Weinberg’s own goaltending mask features his stage mask, which was actually the inspiration for Dell’s aforementioned tribute to the drummer. More recently, the backplate has honored Weinberg’s predecessor, Joey Jordison.

The front aims to be as menacing as any mask worn by the Nine, taking inspiration from a comic book character.

“I wanted to come up with something that I can switch from team to team and just change the colors of it—that can be one whole kind of menacing piece,” explains Dell before delving into the inspiration. “Mine's based off the Scarecrow, the Arkham City Scarecrow from Batman.”
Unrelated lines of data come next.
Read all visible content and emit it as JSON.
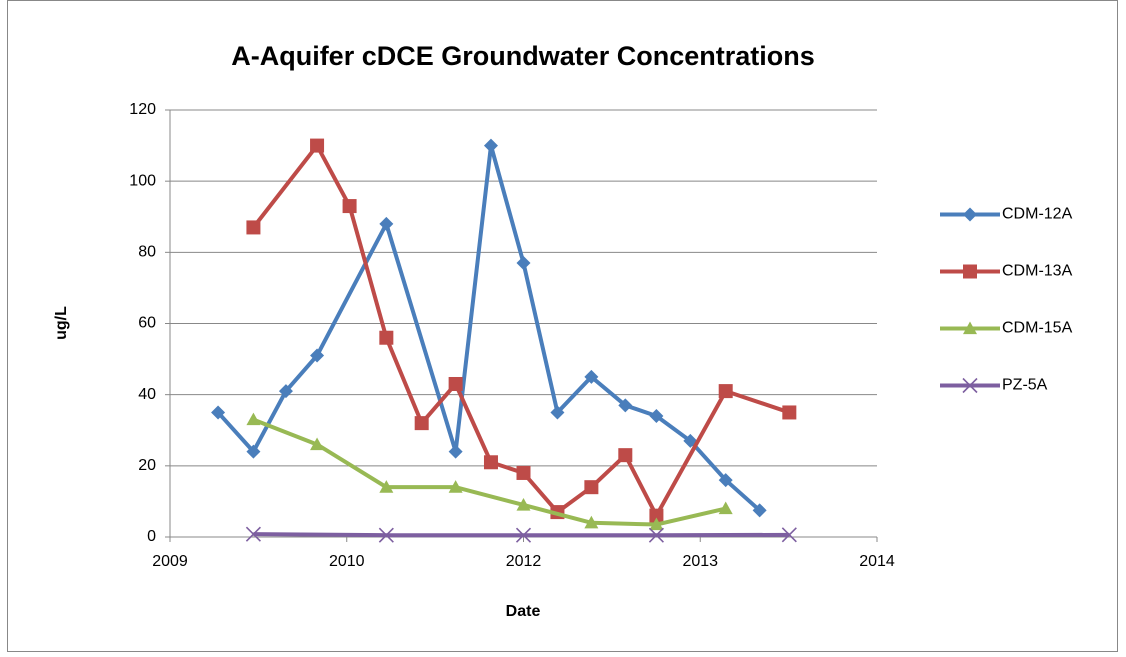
{
  "chart_data": {
    "type": "line",
    "title": "A-Aquifer cDCE Groundwater Concentrations",
    "x_label": "Date",
    "y_label": "ug/L",
    "xlim": [
      2009.7,
      2014.7
    ],
    "xticks": [
      {
        "value": 2009.7,
        "label": "2009"
      },
      {
        "value": 2010.95,
        "label": "2010"
      },
      {
        "value": 2012.2,
        "label": "2012"
      },
      {
        "value": 2013.45,
        "label": "2013"
      },
      {
        "value": 2014.7,
        "label": "2014"
      }
    ],
    "ylim": [
      0,
      120
    ],
    "yticks": [
      0,
      20,
      40,
      60,
      80,
      100,
      120
    ],
    "grid": true,
    "legend": "right",
    "series": [
      {
        "name": "CDM-12A",
        "color": "#4a7ebb",
        "marker": "diamond",
        "x": [
          2010.04,
          2010.29,
          2010.52,
          2010.74,
          2011.23,
          2011.72,
          2011.97,
          2012.2,
          2012.44,
          2012.68,
          2012.92,
          2013.14,
          2013.38,
          2013.63,
          2013.87
        ],
        "values": [
          35,
          24,
          41,
          51,
          88,
          24,
          110,
          77,
          35,
          45,
          37,
          34,
          27,
          16,
          7.5
        ]
      },
      {
        "name": "CDM-13A",
        "color": "#be4b48",
        "marker": "square",
        "x": [
          2010.29,
          2010.74,
          2010.97,
          2011.23,
          2011.48,
          2011.72,
          2011.97,
          2012.2,
          2012.44,
          2012.68,
          2012.92,
          2013.14,
          2013.63,
          2014.08
        ],
        "values": [
          87,
          110,
          93,
          56,
          32,
          43,
          21,
          18,
          7,
          14,
          23,
          6,
          41,
          35
        ]
      },
      {
        "name": "CDM-15A",
        "color": "#98b954",
        "marker": "triangle",
        "x": [
          2010.29,
          2010.74,
          2011.23,
          2011.72,
          2012.2,
          2012.68,
          2013.14,
          2013.63
        ],
        "values": [
          33,
          26,
          14,
          14,
          9,
          4,
          3.5,
          8
        ]
      },
      {
        "name": "PZ-5A",
        "color": "#7d5fa0",
        "marker": "x",
        "x": [
          2010.29,
          2011.23,
          2012.2,
          2013.14,
          2014.08
        ],
        "values": [
          0.8,
          0.5,
          0.5,
          0.5,
          0.6
        ]
      }
    ]
  }
}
Fortunately, he has a metalhead friend who splits his time between goaltending and graphic design, making Chance Clark the ideal candidate to keep Dell fresh between the posts.
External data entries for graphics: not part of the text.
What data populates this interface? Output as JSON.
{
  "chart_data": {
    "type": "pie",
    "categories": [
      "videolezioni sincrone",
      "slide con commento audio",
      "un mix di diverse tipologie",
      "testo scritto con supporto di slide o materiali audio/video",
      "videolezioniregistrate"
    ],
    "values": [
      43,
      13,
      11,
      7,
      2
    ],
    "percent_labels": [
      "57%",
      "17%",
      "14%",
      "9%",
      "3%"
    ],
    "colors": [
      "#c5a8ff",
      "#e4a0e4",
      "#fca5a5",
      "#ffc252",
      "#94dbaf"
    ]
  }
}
He has other friends to help him with his other passion: playing guitar. Of Mice and Men guitarist Alan Ashby actually gave Dell his exact Axe-FX tone. The two connected after Dell saw a photo of the metalcore maven playing goalie for the San Jose Jr. Sharks. Dell’s dry sense of humor, summed up by his desire to wear the aforementioned “World’s Okayest Goalie” shirt, comes out when talking about his quarantine Instagram guitar covers—specifically the Of Mice and Men one.

“I’ve got the perfect tone for it. It's the exact one,” laughs Dell, whose jam sessions with Ashby ensure he has the means to nail any Of Mice and Men song.
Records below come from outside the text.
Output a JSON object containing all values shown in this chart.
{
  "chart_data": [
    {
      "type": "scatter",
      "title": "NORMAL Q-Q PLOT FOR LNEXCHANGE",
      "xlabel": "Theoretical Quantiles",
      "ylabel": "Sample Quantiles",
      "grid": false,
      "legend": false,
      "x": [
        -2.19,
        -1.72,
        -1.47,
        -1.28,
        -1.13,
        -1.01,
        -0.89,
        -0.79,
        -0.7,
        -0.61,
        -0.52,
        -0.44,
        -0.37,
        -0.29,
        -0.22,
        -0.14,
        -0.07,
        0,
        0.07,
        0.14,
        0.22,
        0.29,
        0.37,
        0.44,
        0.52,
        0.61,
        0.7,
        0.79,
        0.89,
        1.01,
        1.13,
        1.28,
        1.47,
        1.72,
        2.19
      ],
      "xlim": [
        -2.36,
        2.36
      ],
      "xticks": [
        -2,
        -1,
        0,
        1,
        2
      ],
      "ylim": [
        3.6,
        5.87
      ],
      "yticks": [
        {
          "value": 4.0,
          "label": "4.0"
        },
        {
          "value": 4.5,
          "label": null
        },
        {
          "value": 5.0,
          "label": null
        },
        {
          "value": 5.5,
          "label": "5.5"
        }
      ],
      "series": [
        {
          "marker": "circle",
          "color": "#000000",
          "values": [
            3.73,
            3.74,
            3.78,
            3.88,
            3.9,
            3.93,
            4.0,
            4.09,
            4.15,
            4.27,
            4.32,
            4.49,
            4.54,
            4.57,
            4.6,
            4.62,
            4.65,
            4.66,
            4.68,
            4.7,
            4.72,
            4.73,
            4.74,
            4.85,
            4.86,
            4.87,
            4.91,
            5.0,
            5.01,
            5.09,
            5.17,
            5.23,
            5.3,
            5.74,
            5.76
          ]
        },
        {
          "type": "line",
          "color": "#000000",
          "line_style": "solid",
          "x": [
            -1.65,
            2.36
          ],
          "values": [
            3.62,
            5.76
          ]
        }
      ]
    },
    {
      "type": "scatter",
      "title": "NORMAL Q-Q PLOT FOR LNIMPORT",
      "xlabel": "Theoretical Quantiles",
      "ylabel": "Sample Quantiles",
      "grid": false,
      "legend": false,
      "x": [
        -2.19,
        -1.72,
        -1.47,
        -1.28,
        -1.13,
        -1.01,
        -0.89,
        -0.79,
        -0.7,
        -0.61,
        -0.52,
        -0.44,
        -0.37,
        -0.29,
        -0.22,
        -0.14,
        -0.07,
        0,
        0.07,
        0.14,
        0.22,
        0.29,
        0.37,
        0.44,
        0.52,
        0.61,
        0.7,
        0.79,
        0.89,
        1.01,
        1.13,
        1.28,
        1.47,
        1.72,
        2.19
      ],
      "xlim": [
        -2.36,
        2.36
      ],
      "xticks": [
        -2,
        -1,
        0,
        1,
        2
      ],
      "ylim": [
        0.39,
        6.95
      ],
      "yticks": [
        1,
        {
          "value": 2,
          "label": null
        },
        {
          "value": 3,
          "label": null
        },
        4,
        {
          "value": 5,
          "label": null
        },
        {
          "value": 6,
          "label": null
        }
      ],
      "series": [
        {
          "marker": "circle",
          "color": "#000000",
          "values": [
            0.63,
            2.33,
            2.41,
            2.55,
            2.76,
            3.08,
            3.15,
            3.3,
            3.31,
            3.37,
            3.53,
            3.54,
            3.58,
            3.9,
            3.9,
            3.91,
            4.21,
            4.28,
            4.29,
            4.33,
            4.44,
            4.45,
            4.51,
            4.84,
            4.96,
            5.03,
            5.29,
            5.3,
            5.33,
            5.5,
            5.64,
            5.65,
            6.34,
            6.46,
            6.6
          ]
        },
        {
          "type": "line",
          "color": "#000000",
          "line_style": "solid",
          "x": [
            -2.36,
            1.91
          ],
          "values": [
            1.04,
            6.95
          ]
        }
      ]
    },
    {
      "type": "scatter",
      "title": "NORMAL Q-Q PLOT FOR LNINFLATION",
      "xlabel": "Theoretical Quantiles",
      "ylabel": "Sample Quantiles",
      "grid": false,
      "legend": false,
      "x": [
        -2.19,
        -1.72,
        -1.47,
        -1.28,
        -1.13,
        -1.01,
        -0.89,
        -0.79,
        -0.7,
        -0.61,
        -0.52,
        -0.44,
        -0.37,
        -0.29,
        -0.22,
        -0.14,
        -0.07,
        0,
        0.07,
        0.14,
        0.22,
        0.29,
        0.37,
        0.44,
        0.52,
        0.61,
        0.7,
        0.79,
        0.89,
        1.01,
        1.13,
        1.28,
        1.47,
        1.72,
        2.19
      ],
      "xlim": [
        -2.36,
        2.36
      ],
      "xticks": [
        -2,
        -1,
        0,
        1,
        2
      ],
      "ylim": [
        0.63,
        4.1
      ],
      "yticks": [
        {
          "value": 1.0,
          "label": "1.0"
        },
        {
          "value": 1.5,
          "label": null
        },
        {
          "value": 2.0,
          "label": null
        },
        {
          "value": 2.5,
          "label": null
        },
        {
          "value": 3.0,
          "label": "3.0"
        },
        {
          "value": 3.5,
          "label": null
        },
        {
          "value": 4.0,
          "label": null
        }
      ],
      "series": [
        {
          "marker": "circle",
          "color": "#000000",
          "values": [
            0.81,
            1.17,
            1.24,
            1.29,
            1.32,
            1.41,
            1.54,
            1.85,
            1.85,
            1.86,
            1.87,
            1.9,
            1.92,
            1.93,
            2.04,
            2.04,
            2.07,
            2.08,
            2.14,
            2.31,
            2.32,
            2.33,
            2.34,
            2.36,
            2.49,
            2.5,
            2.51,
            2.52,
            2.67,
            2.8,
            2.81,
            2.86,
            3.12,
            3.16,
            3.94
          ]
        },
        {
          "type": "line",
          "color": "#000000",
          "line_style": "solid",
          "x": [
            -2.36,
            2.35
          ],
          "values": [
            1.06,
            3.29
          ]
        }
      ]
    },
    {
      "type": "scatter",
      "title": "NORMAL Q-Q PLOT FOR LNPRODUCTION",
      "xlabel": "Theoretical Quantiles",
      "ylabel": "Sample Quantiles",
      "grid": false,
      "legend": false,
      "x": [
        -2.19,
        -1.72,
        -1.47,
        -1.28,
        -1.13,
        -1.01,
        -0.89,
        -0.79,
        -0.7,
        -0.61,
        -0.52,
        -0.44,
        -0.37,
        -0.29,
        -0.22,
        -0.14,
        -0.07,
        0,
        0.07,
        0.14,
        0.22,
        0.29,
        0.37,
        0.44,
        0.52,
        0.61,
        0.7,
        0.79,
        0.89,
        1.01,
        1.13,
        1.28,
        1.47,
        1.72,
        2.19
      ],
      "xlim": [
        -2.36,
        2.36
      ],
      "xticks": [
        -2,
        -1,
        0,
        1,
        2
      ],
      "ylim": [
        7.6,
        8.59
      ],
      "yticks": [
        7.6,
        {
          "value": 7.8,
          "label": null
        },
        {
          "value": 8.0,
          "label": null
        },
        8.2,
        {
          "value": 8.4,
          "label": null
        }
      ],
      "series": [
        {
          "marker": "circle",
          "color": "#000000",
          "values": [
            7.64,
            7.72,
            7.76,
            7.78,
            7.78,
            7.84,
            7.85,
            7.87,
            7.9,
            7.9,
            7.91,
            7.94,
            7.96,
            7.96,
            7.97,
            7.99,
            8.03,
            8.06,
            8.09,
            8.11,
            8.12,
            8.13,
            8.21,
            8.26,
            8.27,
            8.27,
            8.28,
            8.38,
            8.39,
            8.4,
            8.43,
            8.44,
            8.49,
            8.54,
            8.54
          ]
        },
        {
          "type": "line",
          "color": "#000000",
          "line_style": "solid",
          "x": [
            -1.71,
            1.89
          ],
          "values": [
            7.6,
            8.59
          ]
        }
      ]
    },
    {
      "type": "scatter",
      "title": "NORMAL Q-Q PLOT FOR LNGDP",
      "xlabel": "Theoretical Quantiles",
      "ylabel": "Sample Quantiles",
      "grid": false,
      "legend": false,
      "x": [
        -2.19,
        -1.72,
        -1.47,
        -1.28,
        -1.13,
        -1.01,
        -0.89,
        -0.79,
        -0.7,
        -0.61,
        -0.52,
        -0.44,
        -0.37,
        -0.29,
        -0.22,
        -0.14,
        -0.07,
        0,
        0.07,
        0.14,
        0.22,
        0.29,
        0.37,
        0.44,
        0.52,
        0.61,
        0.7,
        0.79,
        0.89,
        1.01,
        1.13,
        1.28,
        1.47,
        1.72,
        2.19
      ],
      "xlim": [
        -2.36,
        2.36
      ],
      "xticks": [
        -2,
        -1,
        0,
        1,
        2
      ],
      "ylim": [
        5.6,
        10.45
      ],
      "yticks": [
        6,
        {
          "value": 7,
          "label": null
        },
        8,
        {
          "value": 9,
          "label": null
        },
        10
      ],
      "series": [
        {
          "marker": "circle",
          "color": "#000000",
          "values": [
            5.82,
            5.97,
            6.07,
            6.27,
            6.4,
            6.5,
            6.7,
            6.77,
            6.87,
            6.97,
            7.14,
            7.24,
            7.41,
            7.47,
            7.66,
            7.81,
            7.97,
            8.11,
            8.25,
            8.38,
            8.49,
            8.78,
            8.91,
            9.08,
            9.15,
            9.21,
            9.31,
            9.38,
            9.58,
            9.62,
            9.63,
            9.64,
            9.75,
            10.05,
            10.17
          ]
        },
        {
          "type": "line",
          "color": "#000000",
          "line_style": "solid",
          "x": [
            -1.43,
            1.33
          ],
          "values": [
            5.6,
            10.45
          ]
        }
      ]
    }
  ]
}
His posted playing extends beyond covers of Lamb of God, Killswitch Engage, Bullet for My Valentine and more. He also posted a few original songs he’d been working on.

“I ended up getting some recording software, like I might as well just lay some stuff down. I can play two guitar tracks; I can play one, and then play over it. It turned into, 'This sounds pretty cool. I'm going to have to put some drums to this,' and it just kind of spiraled after that.”

It’s a far cry from his early days as an 11-year-old with his first guitar, on which he swiftly learned Metallica’s “Enter Sandman” before struggling with the much-faster “Master of Puppets.” Since then, he’s built up his skills (“I didn't really learn how to alternate pick for a long time. …. I got a lot better when I figured out how to do that.”) and guitars.

Most recently, he’s been excited to get custom paint jobs on a couple guitars from the same artist who adorns his masks. One of them will be based around the Scarecrow motif from his helmets, while the other will be a composite of all of his masks.

The star of the show, though, is much more practical. Dell sings the praises of his Evertune, a bridge system that keeps guitars perpetually in tune.

“I don't have to sit there and set it up for 10 minutes before I play it. If I've got 10 minutes, I can come play it and I can jump right into it.”

This recently allowed him to learn Beartooth’s “In Between.” Playing time is limited during the season, when travel and practice take up the space between games, so this will help elevate guitar from more of an off-season pursuit.

He stopped hitting the green when he wanted to avoid re-aggravating a lower-back injury. Avoiding the traditional off-season activity is not the only thing that separates him from his teammates and fellow hockey players in general. Though you’re far more likely to hear the likes of Metallica at a hockey game than, say, baseball, he doesn’t know many professional hockey players who are even into popular metal, much less going more underground.

He does his part to evangelize, though, occasionally playing some of his more mellow favorites on in the locker room. Perhaps newer Bring Me the Horizon will pique curiosity while something like Lamb of God could just aggravate ears with its steady screams. Funnily enough, he often finds it’s those you’d least expect who enjoy the music.

It’s the opposite of the reality, where you’d think that hockey’s hard-hitting nature would lend itself to more headbangers. Afterall, take a few hits and you’re bound to strengthen your neck muscles. Might as well use them to headbang.

“Hockey's such an aggressive sport,” highlights Dell. “People that are metal fans a lot of times really enjoy the aggression they get from it, and I think hockey kind of gives you that same aggressive feeling.”